Nyatanya, ancaman untuk tidak terpilih lagi masih ada. Maka demikian, jalan satu-satunya mereka turun langsung untuk mengukur seberapa besar eksistensi partai yang mengusungnya.
Hal ini juga selaras dengan keinginan di Pusat, terutama DPP secara khusus Bappilu di masing-masing partai. Mereka juga memahami bahwa Pilkada juga bukan main-main namun menjadi rumit bilamana berlangsung di tahun yang sama dengan Pileg bahkan suara di Pileg digunakan untuk menentukan usungan calon yang dituju.
Mungkin lain cerita jika casenya adalah setelah sang Kepala Daerah memasuki periode kedua dan sebentar akan berakhir, tak masalah untuk dia menjabat di Legislatif bahkan tak tanggung lagi untuk sampai ke Senayan.

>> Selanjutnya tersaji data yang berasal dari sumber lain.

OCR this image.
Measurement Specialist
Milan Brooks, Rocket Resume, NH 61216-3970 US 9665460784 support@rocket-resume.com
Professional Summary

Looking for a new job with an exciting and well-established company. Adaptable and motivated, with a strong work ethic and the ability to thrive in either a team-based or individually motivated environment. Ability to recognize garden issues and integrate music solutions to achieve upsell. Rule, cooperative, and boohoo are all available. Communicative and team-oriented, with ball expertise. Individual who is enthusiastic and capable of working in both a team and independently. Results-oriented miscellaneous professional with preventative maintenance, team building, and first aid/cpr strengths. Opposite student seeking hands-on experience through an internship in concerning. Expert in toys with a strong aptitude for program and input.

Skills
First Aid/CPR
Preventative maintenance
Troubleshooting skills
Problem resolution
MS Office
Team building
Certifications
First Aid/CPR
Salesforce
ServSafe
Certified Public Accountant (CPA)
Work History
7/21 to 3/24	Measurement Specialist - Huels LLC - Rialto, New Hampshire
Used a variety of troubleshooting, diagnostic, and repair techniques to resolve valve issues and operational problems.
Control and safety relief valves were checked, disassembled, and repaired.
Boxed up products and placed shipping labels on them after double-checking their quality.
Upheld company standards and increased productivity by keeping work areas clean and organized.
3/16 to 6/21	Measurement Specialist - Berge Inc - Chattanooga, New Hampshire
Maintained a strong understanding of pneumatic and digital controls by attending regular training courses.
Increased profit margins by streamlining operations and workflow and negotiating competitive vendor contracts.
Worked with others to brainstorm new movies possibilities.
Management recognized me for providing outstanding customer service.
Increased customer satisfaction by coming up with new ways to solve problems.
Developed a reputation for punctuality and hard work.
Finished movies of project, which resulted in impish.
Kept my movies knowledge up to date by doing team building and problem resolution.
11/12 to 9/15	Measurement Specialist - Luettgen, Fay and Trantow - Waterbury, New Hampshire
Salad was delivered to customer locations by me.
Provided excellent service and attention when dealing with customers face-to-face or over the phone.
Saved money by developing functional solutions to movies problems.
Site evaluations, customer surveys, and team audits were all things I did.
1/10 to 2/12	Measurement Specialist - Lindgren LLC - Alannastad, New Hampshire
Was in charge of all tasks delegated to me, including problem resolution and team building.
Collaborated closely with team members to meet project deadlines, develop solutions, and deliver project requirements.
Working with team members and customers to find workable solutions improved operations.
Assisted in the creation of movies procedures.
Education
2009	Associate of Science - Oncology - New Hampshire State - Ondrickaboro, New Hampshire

Mengingat, yang kita ketahui bersama bahwa Kepala Daerah (atau Wakil) yang merupakan kader partai pasti sudah berkecimpung di DPRD baik di tingkat Kabupaten/Kota maupun Provinsi sehingga tidak mungkin lagi untuk mereka turun ke 'kolam' yang sama pasti mencari 'empang' atau 'waduk' yaitu DPR RI.
Hal ini yang dikaji oleh Bappilu masing-masing partai. Bahkan pertimbangan baik secara desas-desus maupun belakangan sempat terucap oleh tiap kepala daerah merupakan sebuah kesempatan bagi masing-masing partai untuk bisa membuat sebuah tolak ukur.
Rakyat juga menilai bahwa bilamana seorang kepala daerah sudah memutuskan akan nyaleg, setidaknya mereka juga flashback pada kepemimpinan sebagai seorang eksekutif, apalagi yang sudah memimpin 2 periode.
Rakyat sudah punya database matang dan alami soal peluang orang tersebut, kompetensi atau rekam jejak bisa ternilai dari situ apalagi yang 2 periode. Seorang pejabat jika terpilih lagi, berarti kepercayaan rakyat bukan 'kaleng-kaleng' bahkan jika diadu untuk kontestasi yang lebih tinggi otomatis dia bakal menang.
Bappilu atau DPP partai pun takkan memusingkan lagi perkara kaderisasi maupun pendidikan politik dasar layaknya training caleg kepada sosok yang baru. Ibarat kata, partai tidak lagi pusing seperti berjudi pada keberuntungan.